Their warning — the first in public by officials who normally keep their views away from public microphones — follows a trio of reports Tuesday from the Northern Ireland Fiscal Council identifying a range of possible measures to bring red ink under control at Stormont, where a Brexit-related walkout by the Democratic Unionists has put cross-community government on ice and left civil servants effectively running the show.
The advisory body said Northern Ireland faced a 3.3 percent spending cut this year in real terms, taking account of inflation, unless more revenue could be found. One measure floated to balance the books includes the introduction of household water charges already levied elsewhere across the U.K.
The head of the Northern Ireland Civil Service, Jayne Brady, said the U.K. government bill setting out 2023-24 spending limits — due for its second reading next week in the House of Commons — doesn’t give her nine permanent secretaries the mandate to take many of the key decisions that will be required.
She said Secretary of State Chris Heaton-Harris’ guidance to the permanent secretaries likewise leaves “a gap” between what the government in Westminster expects them to do and what decisions they legally are permitted to take.
“It is our understanding, having read the guidance and the law, there will be decisions that will not be able to be fulfilled within that guidance,” Brady said. “That would require some level of ministerial direction. That’s the legal advice we have received. There is a gap.”
Brady said fixing Stormont’s finances would require hands-on decision-making from ministers, either Heaton-Harris and other Northern Ireland Office ministers or, potentially, locally accountable ministers if the collapsed Northern Ireland Executive can be revived.
Looming decisions on spending cuts to statutory public services or raising local taxes and charges “rightly should be made by ministers because we have no democratic provision to make those,” Brady said. Northern Ireland’s cross-community government fell apart last year because of obstruction by the DUP, the major British Protestant party. Power-sharing, the core goal of the region’s 1998 peace agreement, cannot legally function unless both the DUP and the largest Irish nationalist party, Sinn Féin, agree to participate.
Neil Gibson, the permanent secretary at Northern Ireland’s Department of Finance, told the committee that each department head was preparing detailed research and options on potential cuts and tax measures — advice prepared for Heaton-Harris or junior Northern Ireland Office ministers to pull the trigger, not themselves.
“We are making sure we have the relevant material for the NIO on each of those, what is the legal position on charging in this area, what legislation is required,” said Gibson, who noted that Heaton-Harris already had used such advice to raise Northern Ireland’s regional rates this year by 6 percent.
“Our job remains the same, to provide all the material for political decision-making to be taken on all of those revenue-raising options that are available,” Gibson said.
The Democratic Unionists, who deny any culpability in Northern Ireland’s fiscal crisis, issued a new plea for increased Treasury funding on the back of Wednesday’s testimony.

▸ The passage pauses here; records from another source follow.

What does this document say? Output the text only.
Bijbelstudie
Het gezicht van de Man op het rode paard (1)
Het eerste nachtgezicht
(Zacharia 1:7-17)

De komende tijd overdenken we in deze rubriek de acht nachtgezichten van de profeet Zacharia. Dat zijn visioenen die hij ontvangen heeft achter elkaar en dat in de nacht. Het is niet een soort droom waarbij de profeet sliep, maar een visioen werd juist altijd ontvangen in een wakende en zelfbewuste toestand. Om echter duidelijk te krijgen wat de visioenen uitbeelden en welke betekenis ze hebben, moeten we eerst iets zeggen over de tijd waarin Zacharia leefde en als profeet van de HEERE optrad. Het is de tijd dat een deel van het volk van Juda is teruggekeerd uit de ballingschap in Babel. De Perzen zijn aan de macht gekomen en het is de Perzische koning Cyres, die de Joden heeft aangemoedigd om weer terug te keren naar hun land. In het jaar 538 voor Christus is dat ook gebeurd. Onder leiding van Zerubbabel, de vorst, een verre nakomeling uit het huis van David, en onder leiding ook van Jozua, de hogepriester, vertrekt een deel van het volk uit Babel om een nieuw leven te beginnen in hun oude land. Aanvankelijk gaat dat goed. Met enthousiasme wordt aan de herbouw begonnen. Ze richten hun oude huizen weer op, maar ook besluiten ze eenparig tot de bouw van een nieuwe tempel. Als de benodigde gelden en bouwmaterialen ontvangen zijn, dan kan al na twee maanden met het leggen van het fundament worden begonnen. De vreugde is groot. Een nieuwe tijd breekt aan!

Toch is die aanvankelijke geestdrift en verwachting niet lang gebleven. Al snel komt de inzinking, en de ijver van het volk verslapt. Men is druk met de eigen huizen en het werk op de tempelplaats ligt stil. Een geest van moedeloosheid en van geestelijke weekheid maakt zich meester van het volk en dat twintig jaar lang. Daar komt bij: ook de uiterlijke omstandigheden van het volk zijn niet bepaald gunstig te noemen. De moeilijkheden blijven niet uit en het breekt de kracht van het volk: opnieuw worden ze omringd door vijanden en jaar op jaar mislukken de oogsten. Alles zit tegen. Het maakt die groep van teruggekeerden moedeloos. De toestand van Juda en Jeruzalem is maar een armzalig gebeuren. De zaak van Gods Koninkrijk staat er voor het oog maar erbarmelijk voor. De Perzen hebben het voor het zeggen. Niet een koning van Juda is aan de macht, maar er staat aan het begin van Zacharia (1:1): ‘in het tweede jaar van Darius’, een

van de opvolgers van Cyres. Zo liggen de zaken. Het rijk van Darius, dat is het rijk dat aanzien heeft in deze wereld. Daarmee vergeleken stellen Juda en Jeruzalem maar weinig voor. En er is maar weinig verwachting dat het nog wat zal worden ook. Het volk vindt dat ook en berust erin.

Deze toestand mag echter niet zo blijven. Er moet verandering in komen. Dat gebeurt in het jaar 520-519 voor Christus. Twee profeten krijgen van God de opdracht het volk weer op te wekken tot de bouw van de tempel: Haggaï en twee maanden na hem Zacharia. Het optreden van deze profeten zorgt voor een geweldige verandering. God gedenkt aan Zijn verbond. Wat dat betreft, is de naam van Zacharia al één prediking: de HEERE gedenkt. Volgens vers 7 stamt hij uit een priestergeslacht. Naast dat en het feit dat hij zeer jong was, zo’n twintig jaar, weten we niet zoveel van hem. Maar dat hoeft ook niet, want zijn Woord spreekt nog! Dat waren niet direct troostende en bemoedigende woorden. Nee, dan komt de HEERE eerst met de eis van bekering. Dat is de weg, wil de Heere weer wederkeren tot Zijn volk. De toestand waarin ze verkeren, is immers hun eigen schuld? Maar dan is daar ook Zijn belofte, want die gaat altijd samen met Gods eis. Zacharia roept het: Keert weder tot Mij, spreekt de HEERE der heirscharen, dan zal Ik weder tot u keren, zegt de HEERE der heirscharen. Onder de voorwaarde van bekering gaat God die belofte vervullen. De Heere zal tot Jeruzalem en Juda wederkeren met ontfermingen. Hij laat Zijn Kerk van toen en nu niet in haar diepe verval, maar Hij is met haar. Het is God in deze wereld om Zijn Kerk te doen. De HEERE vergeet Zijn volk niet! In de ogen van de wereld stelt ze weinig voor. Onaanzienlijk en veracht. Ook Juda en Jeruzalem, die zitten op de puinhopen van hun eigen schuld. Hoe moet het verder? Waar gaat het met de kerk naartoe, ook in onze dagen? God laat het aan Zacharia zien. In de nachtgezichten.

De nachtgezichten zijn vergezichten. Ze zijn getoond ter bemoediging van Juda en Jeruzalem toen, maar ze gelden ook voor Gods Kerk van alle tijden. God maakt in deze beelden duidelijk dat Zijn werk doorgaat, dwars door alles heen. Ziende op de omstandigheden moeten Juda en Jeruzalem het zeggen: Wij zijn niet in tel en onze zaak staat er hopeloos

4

Senior British government officials have told POLITICO that an increased funding offer, potentially in the region of £1 billion, could be part of any agreement to revive a cross-community government at the Stormont Parliament Building overlooking Belfast. The DUP has indefinitely blocked power-sharing in protest against post-Brexit trade rules that make it easier for Northern Ireland to trade with the Republic of Ireland than with the rest of the United Kingdom.